His achievements

He joined the Indian National Congress in 1886 and left it after the split in the Congress at the Surat session in 1907. He rejoined the Indian National Congress in 1916 at the Lucknow session and left it again in 1921. Thrice he visited England, in 1896, 1908 and 1919. The most important event in Bipin Chandra Pal's life was his refusal to give evidence against Arbindo Gosh in a sedition case against him in 1907 for which he suffered rigorous imprisonment for six months.

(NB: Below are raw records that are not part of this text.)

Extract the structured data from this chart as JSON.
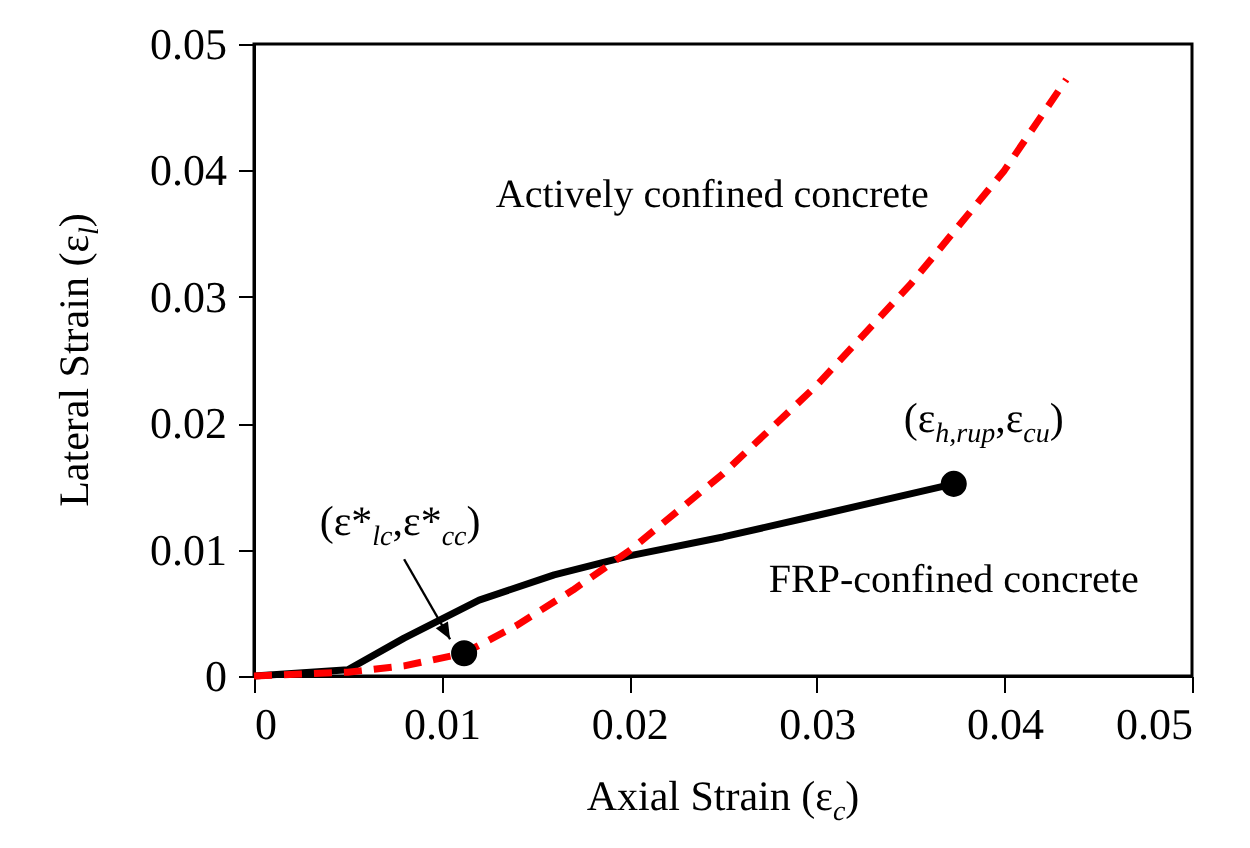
{
  "chart_data": {
    "type": "line",
    "xlabel": "Axial Strain (ε$_{c}$)",
    "ylabel": "Lateral Strain (ε$_{l}$)",
    "xlim": [
      0,
      0.05
    ],
    "xticks": [
      0,
      0.01,
      0.02,
      0.03,
      0.04,
      0.05
    ],
    "ylim": [
      0,
      0.05
    ],
    "yticks": [
      0,
      0.01,
      0.02,
      0.03,
      0.04,
      0.05
    ],
    "grid": false,
    "series": [
      {
        "name": "FRP-confined concrete",
        "color": "#000000",
        "line_style": "solid",
        "x": [
          0,
          0.005,
          0.008,
          0.012,
          0.016,
          0.02,
          0.025,
          0.03,
          0.0373
        ],
        "values": [
          0,
          0.0005,
          0.003,
          0.006,
          0.008,
          0.0095,
          0.011,
          0.0127,
          0.0152
        ]
      },
      {
        "name": "Actively confined concrete",
        "color": "#ff0000",
        "line_style": "dashed",
        "x": [
          0,
          0.005,
          0.008,
          0.0112,
          0.014,
          0.017,
          0.02,
          0.025,
          0.03,
          0.035,
          0.04,
          0.0433
        ],
        "values": [
          0,
          0.0003,
          0.0008,
          0.0018,
          0.004,
          0.0068,
          0.0099,
          0.016,
          0.023,
          0.031,
          0.04,
          0.0472
        ]
      },
      {
        "type": "scatter",
        "color": "#000000",
        "marker": "circle",
        "x": [
          0.0112,
          0.0373
        ],
        "values": [
          0.0018,
          0.0152
        ]
      }
    ],
    "annotations": [
      {
        "text": "(ε*$_{lc}$,ε*$_{cc}$)",
        "x": 0.0112,
        "y": 0.0018
      },
      {
        "text": "(ε$_{h,rup}$,ε$_{cu}$)",
        "x": 0.0373,
        "y": 0.0152
      }
    ]
  }
}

But this made him a national hero.

On August 12, 1901, Bipin Chandra Pal started an English Weekly called "New India". In its inaugural issue, as founder-editor, Pal declared its ideals in stirring tones: "Its stand point is intensely national in spirit, breathing the deepest veneration for the spiritual, moral and intellectual achievements of Indian civilization and distinctly universal in aspiration". "New India" focused primarily on the economic and educational reconstruction of India with special emphasis on cultural regeneration rather than lopsided political agitation alone.

When the British Government announced their plan of partition of Bengal in December 1903, it was Bipin Chandra Pal who constructed the revolutionary political philosophy of Young Bengal and succeeded in annexing Madras or South India to that revolutionary creed. It is not therefore surprising that early Tamil Revolutionary Nationalists like Maha Kavi Bharathi, Va. Ve. Su. Iyer, Subramaniya Siva, and Va. Vu. Chidambaram Pillai and many others came under the revolutionary spell of Bipin Chandra Pal in the first decade of 20th century.